Autograph report signed, Ghent, November 6, 1814, to Crawford, exposing the British negotiating strategy, and the American willingness to do a draft treaty, saying the delegations had better make progress or the efforts would be for nought, and hoping that the victory at Plattsburgh would in fact result in a treaty. “Mr. Gallatin and myself have received your favor of 25th unto. and I have also to acknowledge that of the 26th addressed separately to me. We shall reply jointly to the former, but that gentleman thinks there is no occasion for immediate urgency on the subject, and I rely upon his judgment. Our negotiation is spinning out and unless our government brings it to a close will be a mere chancery suit. Last Monday we received a note eluding for the second time our request for an exchange of projets [treaty drafts]. They talk of etiquette and of the advantage of receiving the first projet, instead of giving it. We shall therefore send them the first projet. But what are we to expect from plenipotentiaries who are obliged to send to their Privy Council for objections of etiquette and questions who shall give or receive the first draft?

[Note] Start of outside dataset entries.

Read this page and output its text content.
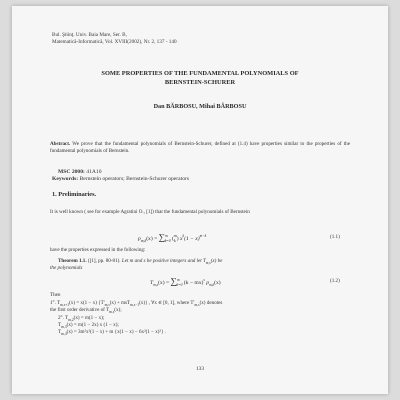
Bul. Ştiinţ. Univ. Baia Mare, Ser. B,
Matematică-Informatică, Vol. XVIII(2002), Nr. 2, 137 - 140
SOME PROPERTIES OF THE FUNDAMENTAL POLYNOMIALS OF
BERNSTEIN-SCHURER
Dan BĂRBOSU, Mihai BĂRBOSU
Abstract. We prove that the fundamental polynomials of Bernstein-Schurer, defined at (1.4) have properties similar to the properties of the fundamental polynomials of Bernstein.
MSC 2000: 41A10
Keywords: Bernstein operators; Bernstein-Schurer operators
1. Preliminaries.
It is well known ( see for example Agratini O., [1]) that the fundamental polynomials of Bernstein
$p_{m,k}(x) = \sum^m_{k=0}$ (
m
k ) $x^k(1 - x)^{m-k}$	(1.1)
have the properties expressed in the following:
Theorem 1.1. ([1], pp. 80-81). Let m and s be positive integers and let $T_{m,s}(x)$ be
the polynomials
$T_{m,s}(x) = \sum^m_{k=0}$ (k − mx)$^s$ $p_{m,k}(x)$	(1.2)
Then
1°. $T_{m,s+1}(x) = x(1 - x) \{T'_{m,s}(x) + msT_{m,s-1}(x)\}$ , ∀x ∈ [0, 1], where $T'_{m,s}(x)$ denotes
the first order derivative of $T_{m,s}(x)$;
2°. $T_{m,2}(x) = m(1 - x)$;
$T_{m,3}(x) = m(1 - 2x)$ x (1 − x);
$T_{m,4}(x) = 3m^2x^2(1 - x) + m$ {x(1 − x) − 6x²(1 − x)²} .
133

“I thought they were waiting partly for the issue of the campaign in America. But success and defeat there produces the same result upon them. The instant they knew of their achievements at Washington and Penobscot, they shifted their ground; rose in their demands, and proposed the basis of uni possidetis [each side keeps what it has taken]. When they heard of their defeats at Baltimore and on Lake Champlain, it became indispensable to wipe off the disgrace upon their arms, and to prosecute the war upon a larger scale. It is from Vienna, and not from America that the balance of peace or war will preponderate.
“I heartily share in all your exultation at our late success [at Plattsburgh], and in all your wishes for the future. If I am lagging in the rear of some of your hopes it is from a sluggishness in the anticipation of good, for which I have no reason to thank the character of my imagination. Certainly what you foresee is more probable than what has actually happened. May all your hopes be realized! We have received a passport for the transit. The Chauncey sailed on the 5th instant.”
Soon after this report, the British accepted status quo antebellum, and the negotiations got serious. The Treaty of Ghent was signed December 24, 1814. The United States gave up its designs on Canada, which left Britain free to cease looking over its shoulder at North America. It could concentrate its efforts elsewhere. In return, Britain stopped supporting the Indians in the “buffer state” in their fight against the encroaching Americans. Their withdrawal was the death knell to the Indian’s efforts; and they were the true losers in the war. The way to the American west was now open, the great impediment removed.